Au cœur de l’Africa Creative Market (ACM) et du Creative Industry Business Summit (CIBS), la journée du 1er juillet marque un temps fort consacré à la transformation des industries créatives africaines. De la monétisation des contenus numériques à la protection des droits d’auteur, en passant par l’intelligence artificielle et les investissements, les débats traduisent une ambition commune : faire de la culture un véritable moteur de croissance pour le continent.
LUSAKA — Longtemps perçues comme un secteur essentiellement artistique, les industries créatives africaines cherchent désormais à s’imposer comme un pilier du développement économique. C’est dans cette perspective que se poursuit, le 1er juillet, à Lusaka, le sommet conjoint de l’Africa Creative Market (ACM) et du Creative Industry Business Summit (CIBS), l’un des principaux rendez-vous consacrés à l’économie de la culture en Afrique.
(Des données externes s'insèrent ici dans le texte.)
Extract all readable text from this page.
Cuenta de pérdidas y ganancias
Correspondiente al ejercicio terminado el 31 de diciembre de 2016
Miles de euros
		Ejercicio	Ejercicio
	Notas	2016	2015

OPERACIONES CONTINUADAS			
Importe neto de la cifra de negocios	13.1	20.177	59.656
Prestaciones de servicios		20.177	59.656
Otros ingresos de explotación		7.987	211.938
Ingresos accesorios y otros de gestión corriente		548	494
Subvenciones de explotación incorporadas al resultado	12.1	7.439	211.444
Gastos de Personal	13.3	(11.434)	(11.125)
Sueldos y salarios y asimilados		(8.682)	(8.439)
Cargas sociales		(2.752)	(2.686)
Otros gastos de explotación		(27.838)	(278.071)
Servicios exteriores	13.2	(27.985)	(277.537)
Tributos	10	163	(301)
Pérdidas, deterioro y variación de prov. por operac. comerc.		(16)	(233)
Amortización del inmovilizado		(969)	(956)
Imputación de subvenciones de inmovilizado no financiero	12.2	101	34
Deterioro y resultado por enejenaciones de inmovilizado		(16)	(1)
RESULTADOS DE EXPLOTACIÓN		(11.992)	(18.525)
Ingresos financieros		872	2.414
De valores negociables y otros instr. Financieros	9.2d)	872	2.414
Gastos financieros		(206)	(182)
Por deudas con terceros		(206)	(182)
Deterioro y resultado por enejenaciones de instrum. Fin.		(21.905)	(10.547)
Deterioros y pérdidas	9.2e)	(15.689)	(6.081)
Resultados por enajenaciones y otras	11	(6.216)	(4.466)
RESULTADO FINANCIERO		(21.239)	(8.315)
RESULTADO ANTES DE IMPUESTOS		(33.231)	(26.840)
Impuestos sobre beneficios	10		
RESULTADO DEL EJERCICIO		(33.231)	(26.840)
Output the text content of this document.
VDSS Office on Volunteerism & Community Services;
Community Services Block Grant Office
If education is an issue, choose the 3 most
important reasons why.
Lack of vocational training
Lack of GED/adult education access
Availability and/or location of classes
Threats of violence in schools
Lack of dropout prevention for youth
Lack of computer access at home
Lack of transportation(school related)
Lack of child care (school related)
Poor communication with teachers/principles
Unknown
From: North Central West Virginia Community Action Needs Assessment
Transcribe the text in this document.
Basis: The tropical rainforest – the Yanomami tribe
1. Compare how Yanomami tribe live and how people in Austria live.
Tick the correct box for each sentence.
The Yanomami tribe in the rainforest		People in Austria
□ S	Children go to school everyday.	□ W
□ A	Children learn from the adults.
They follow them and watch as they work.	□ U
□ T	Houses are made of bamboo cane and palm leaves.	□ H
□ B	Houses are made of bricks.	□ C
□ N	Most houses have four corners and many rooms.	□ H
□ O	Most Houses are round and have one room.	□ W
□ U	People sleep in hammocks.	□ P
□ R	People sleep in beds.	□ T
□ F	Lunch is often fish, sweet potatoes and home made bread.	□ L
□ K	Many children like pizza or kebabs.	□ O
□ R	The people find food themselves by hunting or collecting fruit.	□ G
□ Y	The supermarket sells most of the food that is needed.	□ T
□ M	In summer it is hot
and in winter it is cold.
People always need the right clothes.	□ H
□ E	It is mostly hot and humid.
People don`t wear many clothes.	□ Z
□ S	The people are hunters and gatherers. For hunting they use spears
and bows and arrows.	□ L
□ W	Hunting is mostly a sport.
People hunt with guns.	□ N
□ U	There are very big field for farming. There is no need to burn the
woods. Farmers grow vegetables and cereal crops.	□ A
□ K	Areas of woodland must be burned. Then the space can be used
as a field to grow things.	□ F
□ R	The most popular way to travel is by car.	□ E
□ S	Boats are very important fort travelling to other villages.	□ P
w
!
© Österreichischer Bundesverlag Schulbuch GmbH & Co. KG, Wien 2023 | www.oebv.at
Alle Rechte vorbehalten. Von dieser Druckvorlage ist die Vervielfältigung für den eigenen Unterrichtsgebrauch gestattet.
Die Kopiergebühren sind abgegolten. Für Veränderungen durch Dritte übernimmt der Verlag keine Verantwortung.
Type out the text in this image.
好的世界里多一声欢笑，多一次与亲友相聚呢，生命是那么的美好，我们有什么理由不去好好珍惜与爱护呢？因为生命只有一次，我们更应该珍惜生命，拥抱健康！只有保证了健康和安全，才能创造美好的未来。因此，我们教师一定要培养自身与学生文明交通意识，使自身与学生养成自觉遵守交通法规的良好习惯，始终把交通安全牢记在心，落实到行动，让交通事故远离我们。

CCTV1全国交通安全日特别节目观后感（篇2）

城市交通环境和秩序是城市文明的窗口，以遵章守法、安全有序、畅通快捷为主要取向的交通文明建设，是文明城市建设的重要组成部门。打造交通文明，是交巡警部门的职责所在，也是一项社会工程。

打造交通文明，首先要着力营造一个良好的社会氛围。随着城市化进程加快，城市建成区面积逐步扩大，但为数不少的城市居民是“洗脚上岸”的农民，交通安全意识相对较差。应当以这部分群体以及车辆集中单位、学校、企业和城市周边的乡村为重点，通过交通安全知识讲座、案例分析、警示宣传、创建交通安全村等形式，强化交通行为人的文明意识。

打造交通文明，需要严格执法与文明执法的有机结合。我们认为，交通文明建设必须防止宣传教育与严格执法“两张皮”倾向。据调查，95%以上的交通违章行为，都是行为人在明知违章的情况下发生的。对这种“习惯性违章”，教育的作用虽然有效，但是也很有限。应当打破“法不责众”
Organisé avec le soutien du ministère zambien de la Jeunesse, des Sports et des Arts, l’événement rassemble entrepreneurs culturels, producteurs, investisseurs, institutions financières, plateformes numériques, juristes spécialisés et décideurs publics autour d’une même interrogation : comment permettre aux créateurs africains de vivre durablement de leurs œuvres dans un marché mondial en pleine mutation ?
Transformer la création en véritable industrie
Au-delà de la promotion culturelle, les organisateurs défendent une vision résolument économique. L’objectif consiste à structurer un secteur encore largement informel afin d’en faire un levier de croissance, d’innovation et de création d’emplois.
Les discussions portent notamment sur les réformes nécessaires pour améliorer la rémunération des créateurs à travers les plateformes numériques, développer les chaînes de valeur locales et attirer davantage d’investissements privés dans les industries culturelles.
Pour les autorités zambiennes, la souveraineté culturelle passe désormais aussi par la capacité des artistes, producteurs et créateurs de contenus à tirer des revenus durables de leurs productions.

Le numérique au centre des débats
La journée du 1er juillet accorde une place importante aux mutations technologiques qui redessinent les industries créatives.
Le programme « Digital Creator Africa », organisé sous le thème Small Screen, Big Economy, explore les nouveaux usages liés aux smartphones, aux plateformes vidéo et à l’intelligence artificielle appliquée à la production audiovisuelle. Les intervenants analysent également les opportunités offertes par les micro-formats vidéo, devenus un vecteur majeur de consommation culturelle sur le continent.
Les plateformes de streaming et les modèles de monétisation des contenus numériques figurent également parmi les principaux sujets abordés, alors que de nombreux créateurs africains peinent encore à convertir leur audience en revenus réguliers.
Les droits d’auteur, un enjeu de compétitivité
L’économie créative ne peut toutefois se développer sans un environnement juridique solide. Une partie importante du sommet est ainsi consacrée au Global Creative Legal Summit, où juristes et spécialistes de la propriété intellectuelle échangent avec les professionnels de la musique, du cinéma, du design ou encore de la mode.
Au-delà des conférences, plusieurs sessions de conseil permettent aux créateurs de mieux comprendre les mécanismes de protection de leurs œuvres, la négociation des contrats ou encore la gestion des droits d’exploitation à l’international.
Pour de nombreux participants, le renforcement de la sécurité juridique constitue l’une des conditions essentielles pour attirer des investisseurs et développer des partenariats durables.
Des investisseurs à la rencontre des talents africains
Loin d’une simple exposition, le sommet fait également la part belle aux rencontres d’affaires. Les espaces de négociation accueillent producteurs, distributeurs, banques, entreprises technologiques et investisseurs venus d’Afrique, d’Europe, du Moyen-Orient et d’Amérique.
Ces échanges visent à faciliter la conclusion d’accords de coproduction, de distribution ou de financement, tout en favorisant l’intégration des créateurs africains dans les circuits internationaux.
Les technologies immersives, le jeu vidéo, la réalité virtuelle, la photographie, la mode et le cinéma figurent parmi les secteurs qui suscitent le plus d’intérêt auprès des investisseurs présents.
La Zambie veut devenir un carrefour africain de l’économie créative
À travers l’organisation de ce rendez-vous international, Lusaka affiche une ambition claire : faire de la Zambie un pôle régional des industries créatives.
Dans un contexte où les dépenses de consommation en Afrique continuent de progresser et où les contenus numériques connaissent une croissance rapide, les autorités misent sur l’économie culturelle pour diversifier les moteurs de développement du pays.
Au-delà de la seule édition 2026, l’Africa Creative Market entend ainsi s’imposer comme une plateforme permanente de coopération entre créateurs, entreprises, institutions publiques et investisseurs, afin d’accélérer la professionnalisation d’un secteur appelé à jouer un rôle croissant dans l’économie africaine.